Richard McComb enters the culinary firmament with Birmingham's top chefs – somewhere north of Lyon.
It’s not often, probably wisely, that you get to dine with just about all the chefs from Birmingham’s top restaurants.
I am sandwiched between Glynn Purnell and Richard Turner, the bosses of their self-named restaurants, and am sitting opposite Adam Bennett, the head chef at Simpsons. To my left is Andy Waters, chef/patron of Edmunds.
It’s quite an odd atmosphere, made odder when a team of waiters solemnly delivers the first course, an “oeuf surprise.” Eyebrows are raised. One of Purnell’s signature dishes is a dessert of “burnt English custard egg surprise.”

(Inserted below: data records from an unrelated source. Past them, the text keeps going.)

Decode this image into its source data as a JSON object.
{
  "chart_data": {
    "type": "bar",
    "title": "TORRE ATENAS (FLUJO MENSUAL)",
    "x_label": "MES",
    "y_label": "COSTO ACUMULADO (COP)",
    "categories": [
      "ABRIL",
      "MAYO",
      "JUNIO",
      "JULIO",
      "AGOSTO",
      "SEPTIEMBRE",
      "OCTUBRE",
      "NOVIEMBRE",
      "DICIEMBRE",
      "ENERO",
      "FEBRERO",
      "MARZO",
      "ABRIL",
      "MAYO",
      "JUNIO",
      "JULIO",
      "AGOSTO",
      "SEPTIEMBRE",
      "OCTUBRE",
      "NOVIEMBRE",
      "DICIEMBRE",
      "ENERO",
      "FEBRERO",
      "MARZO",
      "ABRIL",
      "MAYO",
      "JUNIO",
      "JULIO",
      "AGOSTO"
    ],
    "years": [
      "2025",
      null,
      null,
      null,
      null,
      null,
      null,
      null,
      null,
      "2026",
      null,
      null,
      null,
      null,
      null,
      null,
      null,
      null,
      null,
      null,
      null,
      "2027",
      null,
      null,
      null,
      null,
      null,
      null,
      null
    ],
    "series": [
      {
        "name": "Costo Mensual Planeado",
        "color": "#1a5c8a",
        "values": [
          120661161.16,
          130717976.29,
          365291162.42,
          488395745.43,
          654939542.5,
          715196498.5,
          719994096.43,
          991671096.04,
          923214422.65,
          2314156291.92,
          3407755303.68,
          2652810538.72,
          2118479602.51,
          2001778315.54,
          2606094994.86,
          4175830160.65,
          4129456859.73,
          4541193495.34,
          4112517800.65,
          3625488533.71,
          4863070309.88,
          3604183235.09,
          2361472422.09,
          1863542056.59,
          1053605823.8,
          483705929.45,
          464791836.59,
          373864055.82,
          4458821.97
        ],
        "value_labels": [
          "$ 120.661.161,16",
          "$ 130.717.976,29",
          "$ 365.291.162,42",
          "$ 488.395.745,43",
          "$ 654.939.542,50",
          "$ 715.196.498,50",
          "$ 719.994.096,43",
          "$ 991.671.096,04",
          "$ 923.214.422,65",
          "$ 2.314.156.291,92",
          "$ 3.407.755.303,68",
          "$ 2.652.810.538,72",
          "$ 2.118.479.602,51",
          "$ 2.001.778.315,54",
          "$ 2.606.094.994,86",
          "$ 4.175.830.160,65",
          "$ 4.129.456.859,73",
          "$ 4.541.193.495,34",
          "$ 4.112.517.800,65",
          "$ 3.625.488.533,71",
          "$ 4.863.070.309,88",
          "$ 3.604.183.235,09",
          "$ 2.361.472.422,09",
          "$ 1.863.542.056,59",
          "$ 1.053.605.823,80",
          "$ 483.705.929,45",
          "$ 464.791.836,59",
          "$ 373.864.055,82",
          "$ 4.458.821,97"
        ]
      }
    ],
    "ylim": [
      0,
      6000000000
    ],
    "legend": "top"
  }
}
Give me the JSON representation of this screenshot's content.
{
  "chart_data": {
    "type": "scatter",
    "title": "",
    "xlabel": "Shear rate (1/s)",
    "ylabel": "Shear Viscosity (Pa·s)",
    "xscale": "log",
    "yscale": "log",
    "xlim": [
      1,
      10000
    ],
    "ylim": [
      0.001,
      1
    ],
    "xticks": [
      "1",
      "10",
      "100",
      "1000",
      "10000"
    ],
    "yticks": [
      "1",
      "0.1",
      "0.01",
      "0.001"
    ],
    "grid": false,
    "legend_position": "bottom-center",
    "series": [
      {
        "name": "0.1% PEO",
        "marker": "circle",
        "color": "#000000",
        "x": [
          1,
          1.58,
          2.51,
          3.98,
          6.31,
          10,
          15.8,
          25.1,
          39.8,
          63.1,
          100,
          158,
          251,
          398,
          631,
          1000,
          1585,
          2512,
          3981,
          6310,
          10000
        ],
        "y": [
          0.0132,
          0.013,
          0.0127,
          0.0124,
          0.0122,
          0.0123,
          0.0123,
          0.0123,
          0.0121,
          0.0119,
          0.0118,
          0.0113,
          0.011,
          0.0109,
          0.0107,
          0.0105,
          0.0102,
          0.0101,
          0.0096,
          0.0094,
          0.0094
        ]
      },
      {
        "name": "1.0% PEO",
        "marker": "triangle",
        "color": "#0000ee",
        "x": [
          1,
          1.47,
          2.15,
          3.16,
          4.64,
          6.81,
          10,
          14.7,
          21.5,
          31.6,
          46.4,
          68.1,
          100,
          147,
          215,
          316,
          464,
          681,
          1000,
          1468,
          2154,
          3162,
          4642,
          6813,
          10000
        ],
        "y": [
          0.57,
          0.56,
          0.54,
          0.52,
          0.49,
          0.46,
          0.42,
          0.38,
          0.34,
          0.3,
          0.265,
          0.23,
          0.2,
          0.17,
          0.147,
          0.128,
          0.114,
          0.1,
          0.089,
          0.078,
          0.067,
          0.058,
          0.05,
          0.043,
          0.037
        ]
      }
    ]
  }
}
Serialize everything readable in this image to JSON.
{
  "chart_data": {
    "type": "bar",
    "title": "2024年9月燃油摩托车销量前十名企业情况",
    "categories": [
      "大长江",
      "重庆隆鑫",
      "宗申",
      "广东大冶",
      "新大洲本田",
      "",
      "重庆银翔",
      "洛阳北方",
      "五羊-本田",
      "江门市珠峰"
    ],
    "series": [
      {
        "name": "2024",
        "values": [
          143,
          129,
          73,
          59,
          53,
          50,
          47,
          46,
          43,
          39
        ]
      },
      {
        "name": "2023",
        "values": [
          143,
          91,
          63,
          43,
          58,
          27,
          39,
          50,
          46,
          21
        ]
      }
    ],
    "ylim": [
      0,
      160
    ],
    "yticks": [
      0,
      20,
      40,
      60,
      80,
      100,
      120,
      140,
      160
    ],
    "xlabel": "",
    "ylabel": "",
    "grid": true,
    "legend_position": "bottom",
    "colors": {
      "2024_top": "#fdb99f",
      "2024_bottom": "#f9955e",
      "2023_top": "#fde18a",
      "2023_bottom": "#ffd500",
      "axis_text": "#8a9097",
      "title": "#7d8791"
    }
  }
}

Purnell’s egg comes in various guises, depending on the season, so the dish might be adorned with strawberries or an autumnal fruit crumble. But its centrepiece is unmistakably an egg.
So, an egg in Brum, an egg in Lyon. I’m shell-shocked. Plus ça change, plus c’est la même chose...
The difference is that this oeuf is very French – within the shell, floating under a light foam, are frog legs. Three sweet spoonfuls later and they’re gone. Very nice too.
This turns out to be the start of a long – make that very long – evening. Eggstatically long. Chefs may eat on the hoof in their own kitchens but when they dine out they ensure no corner is cut, no glass remains unfilled. A magnum of Champagne is ordered as an aperitif. It goes on from there.
Because chefs can never agree where to eat, we’ve had to make a bit of a trek, to Lyon in fact. And because chefs never make it easy, and aren’t content with the city centre, which teems with superlative restaurants, we’ve had to take a half-hour taxi ride into the countryside to an outlying northern satellite of the cradle of global gastronomy.
We have come to Restaurant Guy Lassausaie at Chasselay, which is a place where things happen slowly. Perfect. The last time the mayor’s office updated the online details of the local budget was in 2007. Wikipedia declares Chasselay is a “relatively rural community without a train station.” That’s it.
So why have the big guns of Brum gastronomy invited me here, other than for my sparkling conversation? It’s certainly not because they are paying.
We have come to Lyon for a gathering of Delice, the international network of food cities of which Birmingham is treasurer. Delegates have come together to discuss mutually beneficial partnerships aimed at promoting new skills, employment and healthier lifestyles, all under the umbrella of appreciation of food.
Birmingham was the host city for a Delice meeting in the summer and now Lyon is hosting a gathering to thrash out future strategies to raise the network’s profile and spread the gospel of gastronomy as a force for good.